Em mais uma fase da Operação Leite Compensado, a nona etapa desde início de 2013, o Ministério Público (MP) descobriu leite vencido e azedo sendo distribuído aos consumidores. A ação ocorreu na manhã desta quinta-feira (17) no Nordeste gaúcho, em Esmeralda, cidade distante 65 quilômetros de Vacaria.

Foram cumpridos quatro mandados de prisão e cinco de buscas, incluindo a apreensão de quatro caminhões. O Ministério da Agricultura vai dar sequência na investigação, ao rastrear quais as marcas comercializavam o produto vencido. Não se descarta o envio do leite para São Paulo e Espírito Santo, além da distribuição no Rio Grande do Sul.

Foram presos o proprietário da transportadora Márcio Fachinello ME e três motoristas da empresa – João Paulo Alves da Silva, Claudiomiro de Souza e Tiago da Luz Pereira, que confessou que o proprietário pedia para adicionar produtos no leite.

A nona edição também teve vistoria no município de Água Santa, no laticínio Unibom. Apesar de não ter sido encontrado indícios de participação da indústria e de não ter mandado de busca no local, os agentes foram até a empresa pelo fato dela receber o leite de uma distribuidora de Esmeralda.

Os presos suspeitos de coletar leite após quatro e até sete dias dos produtores, enquanto o normal seria no máximo dois dias. Como o produto vencido acaba deteriorando, ficando mais ácido e perdendo os nutrientes, os envolvidos na fraude colocavam bicarbonato de sódio para mascarar o problema na hora da análise físico-química. Depois disso, o produto seguia para a indústria e para o consumidor.

“O leite vencido ou azedo, que é mascarado para passar na análise, é o mesmo leite que a dona de casa vai ferver e, apesar de estar dentro da validade, começa a talhar”, diz o promotor de Defesa do Consumidor, Alcindo Bastos.

Também há suspeita de adição de água para aumentar o volume do leite. Eram recolhidos pela transportadora, investigada há quatro meses, entre 40 e 50 mil litros diários de leite em diversos municípios dos Campos de Cima da Serra. Na análise e quatro coletas houve resultado positivo de adulteração.

O promotor Mauro Rochemback, que participa da ação, diz que foram configurados crime organizado, prática comercial abusiva e adulteração de produto alimentício.

Transportadora
O proprietário da transportadora Márcio Fachinello ME, Márcio Fachinello, negou qualquer tipo de irregularidade no serviço.

“Eu nego a adulteração, mas se eles acharem alguma coisa, eu assumo tudo”, disse o proprietário

Consumidores

Segundo o promotor Alcindo Bastos, aumentou o número de reclamações por parte dos consumidores. Produtos com validade de quatro meses começam a estufar as embalagens com pouco mais de dois meses após a data de fabricação. Bastos destaca que esse é um sinal de grande quantidade de acidez e que leva o leite a azedar.

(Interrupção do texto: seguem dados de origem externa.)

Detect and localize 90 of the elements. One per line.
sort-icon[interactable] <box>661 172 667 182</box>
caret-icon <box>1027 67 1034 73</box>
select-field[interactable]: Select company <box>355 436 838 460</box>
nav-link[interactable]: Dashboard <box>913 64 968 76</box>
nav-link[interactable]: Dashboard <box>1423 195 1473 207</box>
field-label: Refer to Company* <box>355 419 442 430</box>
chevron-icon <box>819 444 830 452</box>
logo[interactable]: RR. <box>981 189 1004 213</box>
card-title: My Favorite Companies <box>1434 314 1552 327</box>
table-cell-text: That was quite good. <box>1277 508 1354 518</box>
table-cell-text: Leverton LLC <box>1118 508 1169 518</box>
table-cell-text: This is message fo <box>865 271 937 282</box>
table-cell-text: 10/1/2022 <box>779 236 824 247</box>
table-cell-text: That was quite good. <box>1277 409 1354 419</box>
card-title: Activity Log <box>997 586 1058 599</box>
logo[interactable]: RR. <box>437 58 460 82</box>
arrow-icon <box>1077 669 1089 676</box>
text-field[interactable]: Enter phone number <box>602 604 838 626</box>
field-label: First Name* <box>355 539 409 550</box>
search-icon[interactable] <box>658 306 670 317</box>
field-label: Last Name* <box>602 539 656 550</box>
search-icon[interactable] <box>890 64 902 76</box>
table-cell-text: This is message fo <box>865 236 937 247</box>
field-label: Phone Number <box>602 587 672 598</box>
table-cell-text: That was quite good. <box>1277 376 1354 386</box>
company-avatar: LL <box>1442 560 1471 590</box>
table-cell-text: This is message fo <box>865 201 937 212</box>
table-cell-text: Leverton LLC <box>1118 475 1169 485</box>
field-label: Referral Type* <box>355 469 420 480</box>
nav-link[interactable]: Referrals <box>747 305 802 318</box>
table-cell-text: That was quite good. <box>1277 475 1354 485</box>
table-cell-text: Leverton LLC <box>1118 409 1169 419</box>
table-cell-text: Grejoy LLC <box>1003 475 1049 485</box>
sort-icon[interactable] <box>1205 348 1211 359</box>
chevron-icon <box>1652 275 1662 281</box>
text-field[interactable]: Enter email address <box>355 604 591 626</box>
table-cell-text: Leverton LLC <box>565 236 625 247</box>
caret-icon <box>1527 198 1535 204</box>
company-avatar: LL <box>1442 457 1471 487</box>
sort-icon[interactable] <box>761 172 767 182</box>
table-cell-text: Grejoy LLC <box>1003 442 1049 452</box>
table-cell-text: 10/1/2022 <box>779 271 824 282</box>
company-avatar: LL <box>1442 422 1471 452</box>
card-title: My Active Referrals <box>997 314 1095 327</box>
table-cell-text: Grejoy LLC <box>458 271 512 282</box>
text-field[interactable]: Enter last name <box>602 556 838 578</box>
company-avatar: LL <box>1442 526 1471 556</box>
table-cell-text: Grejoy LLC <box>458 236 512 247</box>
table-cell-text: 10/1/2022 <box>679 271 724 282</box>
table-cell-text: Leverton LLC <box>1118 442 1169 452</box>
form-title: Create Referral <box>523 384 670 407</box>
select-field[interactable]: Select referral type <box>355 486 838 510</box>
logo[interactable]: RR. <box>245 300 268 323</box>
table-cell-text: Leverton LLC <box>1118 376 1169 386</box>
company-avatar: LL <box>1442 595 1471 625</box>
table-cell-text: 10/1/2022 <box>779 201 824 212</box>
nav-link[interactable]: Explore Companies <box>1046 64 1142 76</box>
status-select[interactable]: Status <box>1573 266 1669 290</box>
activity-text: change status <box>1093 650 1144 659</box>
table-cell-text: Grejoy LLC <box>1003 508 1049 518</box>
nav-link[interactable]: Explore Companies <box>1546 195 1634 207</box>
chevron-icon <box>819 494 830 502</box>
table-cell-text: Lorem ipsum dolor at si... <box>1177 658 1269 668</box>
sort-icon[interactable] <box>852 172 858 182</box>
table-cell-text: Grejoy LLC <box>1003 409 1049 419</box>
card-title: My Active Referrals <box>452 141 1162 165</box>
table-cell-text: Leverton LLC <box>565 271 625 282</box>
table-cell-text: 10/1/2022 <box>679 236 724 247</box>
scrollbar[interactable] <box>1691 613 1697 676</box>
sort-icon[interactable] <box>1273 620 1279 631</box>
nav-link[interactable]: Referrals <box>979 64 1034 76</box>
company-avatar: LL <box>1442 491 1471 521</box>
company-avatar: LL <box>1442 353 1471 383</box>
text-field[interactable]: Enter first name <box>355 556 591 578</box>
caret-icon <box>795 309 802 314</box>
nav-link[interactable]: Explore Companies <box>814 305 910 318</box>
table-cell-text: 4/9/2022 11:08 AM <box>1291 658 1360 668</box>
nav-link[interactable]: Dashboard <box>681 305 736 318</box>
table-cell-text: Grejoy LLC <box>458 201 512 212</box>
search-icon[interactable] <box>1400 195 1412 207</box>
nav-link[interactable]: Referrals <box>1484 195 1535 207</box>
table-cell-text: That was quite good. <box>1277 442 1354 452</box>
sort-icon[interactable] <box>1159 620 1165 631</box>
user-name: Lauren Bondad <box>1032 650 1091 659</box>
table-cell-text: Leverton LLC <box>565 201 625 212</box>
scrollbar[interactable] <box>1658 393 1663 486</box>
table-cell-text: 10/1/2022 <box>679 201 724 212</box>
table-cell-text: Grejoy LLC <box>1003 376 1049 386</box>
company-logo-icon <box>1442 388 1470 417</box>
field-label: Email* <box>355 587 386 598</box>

O promotor ainda destaca que é obrigação dos transportadores verificarem temperatura e acidez do produto antes mesmo de levar a um posto de resfriamento, que é o ponto intermediário entre produtor e indústrias. No entanto, para obter lucro maior ao buscar leite de mais produtores do que conseguem atender normalmente, alguns produtos passam do período normal da coleta e acabam deteriorando.

O Ministério da Agricultura, a Receita Estadual e a Brigada Militar também participam da 9ª etapa da Operação Leite Compensado.